Canadian Lawyer recently spoke with founder and CEO of LexCheck Gary Sangha. The conversation covered the “hype” of generative AI, its potential, its risks, and the future of a technologically augmented legal industry. *The interview has been edited for length and clarity.
Can you tell me about your professional background?
I’m a serial legal tech entrepreneur. I’m a former corporate lawyer who just saw a lot of inefficiencies in legal that I thought tech can potentially solve. My first startup Intelligize is the market leader for SEC filings research. It was acquired by LexisNexis in 2016. I was a law professor along the way. And then I started LexCheck to help in-house counsel to do their work more efficiently.

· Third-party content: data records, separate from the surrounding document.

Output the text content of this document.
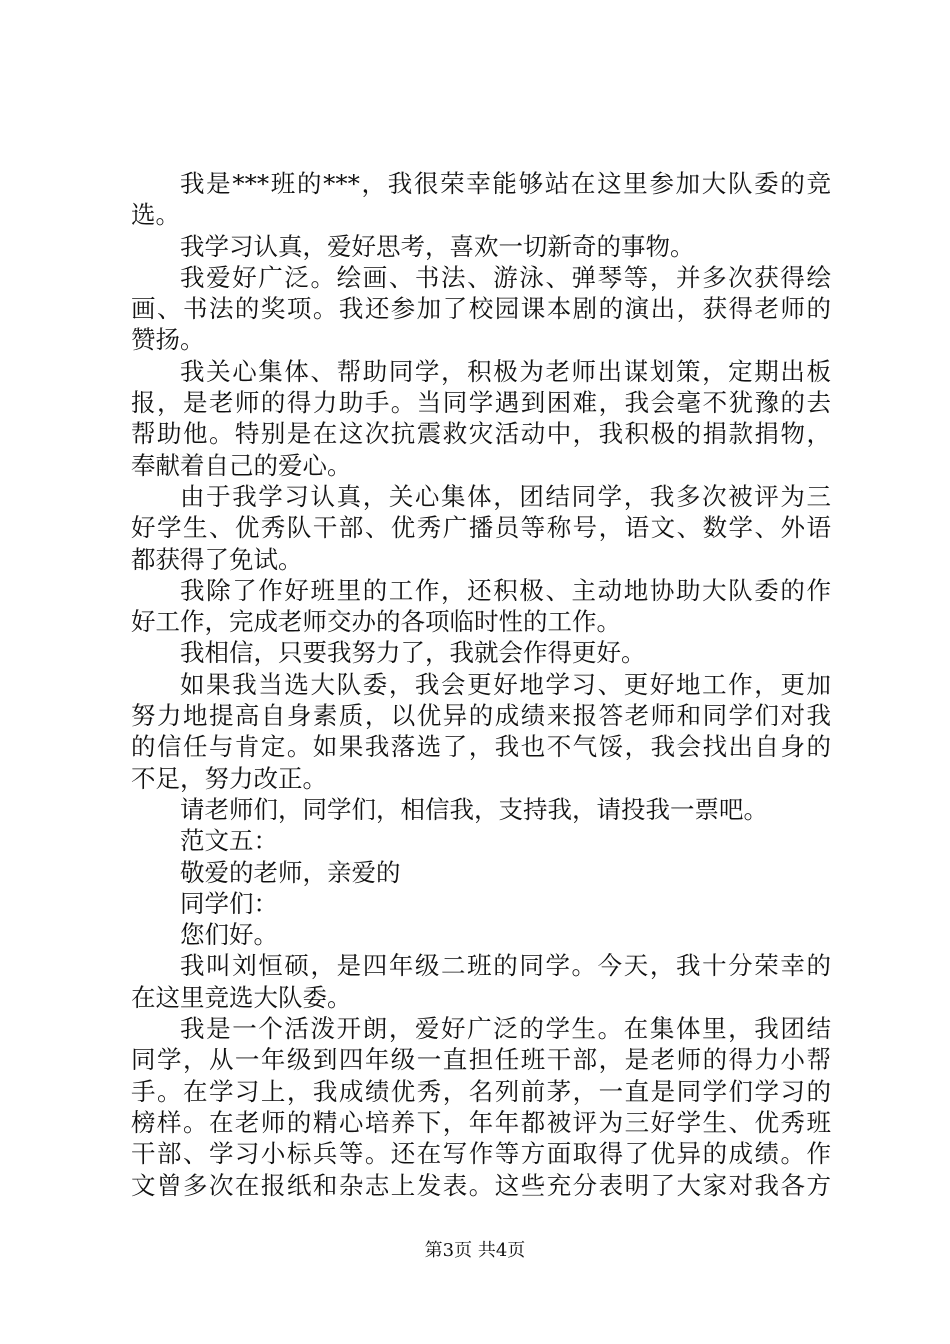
我是***班的***，我很荣幸能够站在这里参加大队委的竞
选。
我学习认真，爱好思考，喜欢一切新奇的事物。
我爱好广泛。绘画、书法、游泳、弹琴等，并多次获得绘
画、书法的奖项。我还参加了校园课本剧的演出，获得老师的
赞扬。
我关心集体、帮助同学，积极为老师出谋划策，定期出板
报，是老师的得力助手。当同学遇到困难，我会毫不犹豫的去
帮助他。特别是在这次抗震救灾活动中，我积极的捐款捐物，
奉献着自己的爱心。
由于我学习认真，关心集体，团结同学，我多次被评为三
好学生、优秀队干部、优秀广播员等称号，语文、数学、外语
都获得了免试。
我除了作好班里的工作，还积极、主动地协助大队委的作
好工作，完成老师交办的各项临时性的工作。
我相信，只要我努力了，我就会作得更好。
如果我当选大队委，我会更好地学习、更好地工作，更加
努力地提高自身素质，以优异的成绩来报答老师和同学们对我
的信任与肯定。如果我落选了，我也不气馁，我会找出自身的
不足，努力改正。
请老师们，同学们，相信我，支持我，请投我一票吧。
范文五：
敬爱的老师，亲爱的
同学们：
您们好。
我叫刘恒硕，是四年级二班的同学。今天，我十分荣幸的
在这里竞选大队委。
我是一个活泼开朗，爱好广泛的学生。在集体里，我团结
同学，从一年级到四年级一直担任班干部，是老师的得力小帮
手。在学习上，我成绩优秀，名列前茅，一直是同学们学习的
榜样。在老师的精心培养下，年年都被评为三好学生、优秀班
干部、学习小标兵等。还在写作等方面取得了优异的成绩。作
文曾多次在报纸和杂志上发表。这些充分表明了大家对我各方
第3页 共4页
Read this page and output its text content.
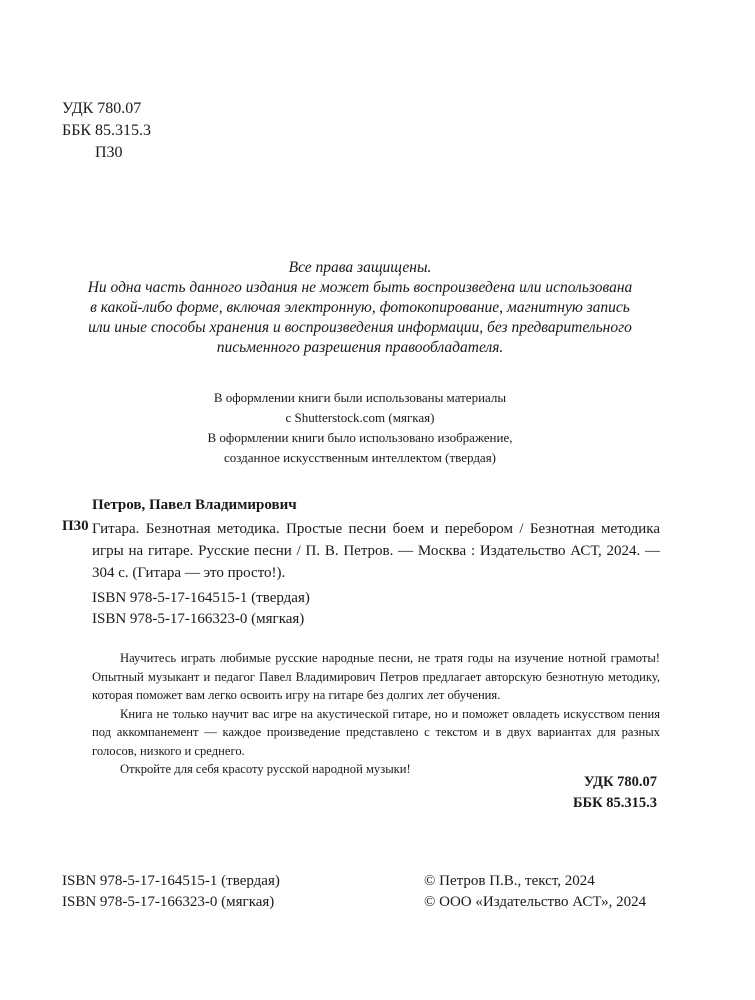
УДК 780.07
ББК 85.315.3
П30
Все права защищены.
Ни одна часть данного издания не может быть воспроизведена или использована
в какой-либо форме, включая электронную, фотокопирование, магнитную запись
или иные способы хранения и воспроизведения информации, без предварительного
письменного разрешения правообладателя.
В оформлении книги были использованы материалы
с Shutterstock.com (мягкая)
В оформлении книги было использовано изображение,
созданное искусственным интеллектом (твердая)
Петров, Павел Владимирович
П30 Гитара. Безнотная методика. Простые песни боем и перебором / Безнотная методика игры на гитаре. Русские песни / П. В. Петров. — Москва : Издательство АСТ, 2024. — 304 с. (Гитара — это просто!).
ISBN 978-5-17-164515-1 (твердая)
ISBN 978-5-17-166323-0 (мягкая)

Научитесь играть любимые русские народные песни, не тратя годы на изучение нотной грамоты! Опытный музыкант и педагог Павел Владимирович Петров предлагает авторскую безнотную методику, которая поможет вам легко освоить игру на гитаре без долгих лет обучения.

Книга не только научит вас игре на акустической гитаре, но и поможет овладеть искусством пения под аккомпанемент — каждое произведение представлено с текстом и в двух вариантах для разных голосов, низкого и среднего.

Откройте для себя красоту русской народной музыки!

УДК 780.07
ББК 85.315.3
ISBN 978-5-17-164515-1 (твердая)
ISBN 978-5-17-166323-0 (мягкая)
© Петров П.В., текст, 2024
© ООО «Издательство АСТ», 2024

I’m biased. But my view of legal is that we are front office. We’re the deal closers. How do I unlock my people? How do I unlock legal to help close deals out? That’s kind of been the driving mission for LexCheck.
When did you begin working with AI in the legal sphere?
We’ve been working with AI for years. We started working on AI around 2019 on our own proprietary tech, which was rules based, and natural-language-processing based. In terms of generative AI, we started working on that this year, just like most folks.
The hype is crazy, right? I am a fan. I’m very excited. But the hype is crazy. What we want to do is just kind of see where the dust settles, see where the advantages are, see where the generative AI stuff is lacking, and then focus our energies where it makes the most sense. It’s a process.
My sense is this is really cool stuff. It can do a lot of neat things. But it’s an ingredient to do dedicated things.